Working examples live under examples/configs/, organized by category:

Directory Contents
ai AI inference model-to-header routing
traffic-management Router, load balancer, timeouts, static responses, redirects, rate limiting, health checks
payload-processing Body processing: compression, field extraction, stream buffering, size limits
security Forwarded headers, IP ACL, guardrails, CORS, downstream read timeout
observability Access logs, request IDs
transformation Header manipulation, path rewriting, URL rewriting
protocols TCP, TLS, mixed protocol configs
pipeline Filter chain composition and conditions
operations Production gateway, multi-listener

Validation and Security

Praxis validates configuration at startup and fails closed. Ambiguous or risky settings are errors, not warnings. Insecure overrides (see development.md) require explicit opt-in and emit warnings at startup.

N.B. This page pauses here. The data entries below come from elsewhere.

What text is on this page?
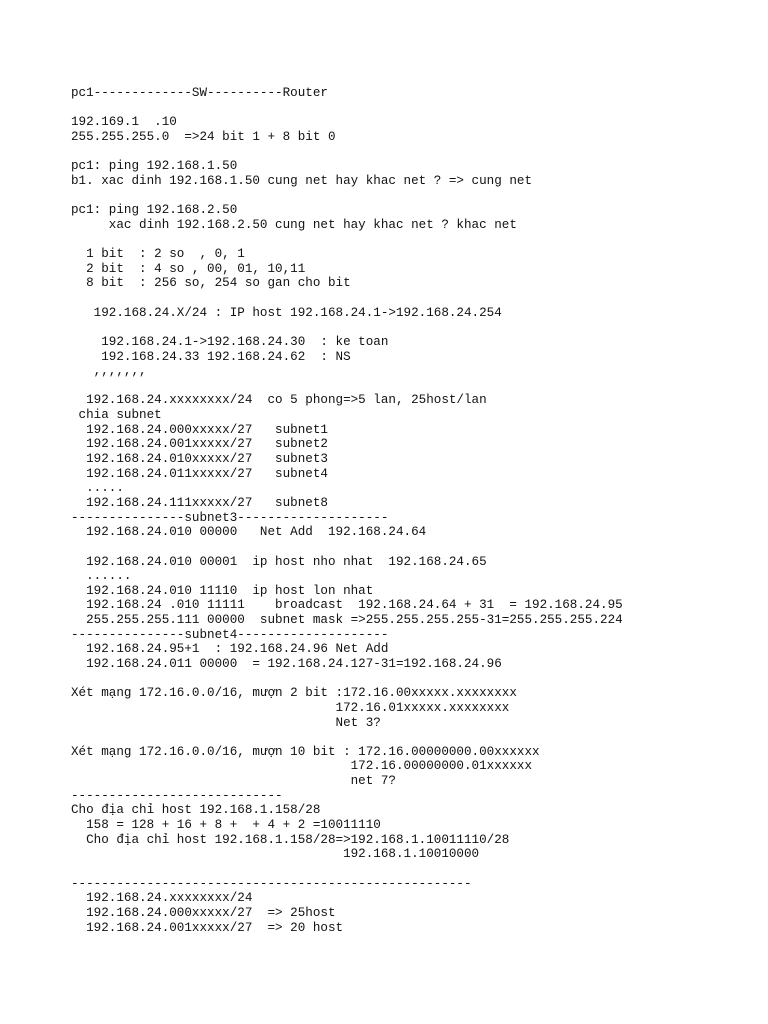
pc1-------------SW----------Router
192.169.1  .10
255.255.255.0  =>24 bit 1 + 8 bit 0
pc1: ping 192.168.1.50
b1. xac dinh 192.168.1.50 cung net hay khac net ? => cung net
pc1: ping 192.168.2.50
xac dinh 192.168.2.50 cung net hay khac net ? khac net
1 bit  : 2 so  , 0, 1
2 bit  : 4 so , 00, 01, 10,11
8 bit  : 256 so, 254 so gan cho bit
192.168.24.X/24 : IP host 192.168.24.1->192.168.24.254
192.168.24.1->192.168.24.30  : ke toan
192.168.24.33 192.168.24.62  : NS
,,,,,,,
192.168.24.xxxxxxxx/24  co 5 phong=>5 lan, 25host/lan
chia subnet
192.168.24.000xxxxx/27   subnet1
192.168.24.001xxxxx/27   subnet2
192.168.24.010xxxxx/27   subnet3
192.168.24.011xxxxx/27   subnet4
.....
192.168.24.111xxxxx/27   subnet8
---------------subnet3--------------------
192.168.24.010 00000   Net Add  192.168.24.64
192.168.24.010 00001  ip host nho nhat  192.168.24.65
......
192.168.24.010 11110  ip host lon nhat
192.168.24 .010 11111    broadcast  192.168.24.64 + 31  = 192.168.24.95
255.255.255.111 00000  subnet mask =>255.255.255.255-31=255.255.255.224
---------------subnet4--------------------
192.168.24.95+1  : 192.168.24.96 Net Add
192.168.24.011 00000  = 192.168.24.127-31=192.168.24.96
Xét mạng 172.16.0.0/16, mượn 2 bit :172.16.00xxxxx.xxxxxxxx
172.16.01xxxxx.xxxxxxxx
Net 3?
Xét mạng 172.16.0.0/16, mượn 10 bit : 172.16.00000000.00xxxxxx
172.16.00000000.01xxxxxx
net 7?
----------------------------
Cho địa chỉ host 192.168.1.158/28
158 = 128 + 16 + 8 +  + 4 + 2 =10011110
Cho địa chỉ host 192.168.1.158/28=>192.168.1.10011110/28
192.168.1.10010000
-----------------------------------------------------
192.168.24.xxxxxxxx/24
192.168.24.000xxxxx/27  => 25host
192.168.24.001xxxxx/27  => 20 host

Key validations: listener name uniqueness, filter chain reference resolution, TLS path traversal rejection, admin endpoint binding restrictions, health check SSRF protection, upstream TLS SNI requirements, and payload size enforcement.

Error Behavior

Praxis fails fast at startup for configuration problems. Common failure modes:

  • Invalid YAML or missing required fields: the process exits with a descriptive error before any listener binds.
  • Unknown filter chain reference: a listener references a chain name not defined in filter_chains:; caught at config validation.
  • TLS certificate load failure: the process exits if a certificate's cert_path or key_path cannot be read or parsed.
  • Address bind failure: if the listen address is already in use or invalid, the server fails to start.

At runtime:

  • Unreachable upstream: the request returns 502 (Bad Gateway). Connection timeouts are configurable per cluster.
  • Filter error: an Err from a filter results in a 500 response to the client. The error is logged.
  • Payload too large: exceeding body_limits.max_request_bytes or a filter's max_bytes returns 413.

Overrides

Some validations and features can be overridden for development and testing purposes. See insecure_options in development.md.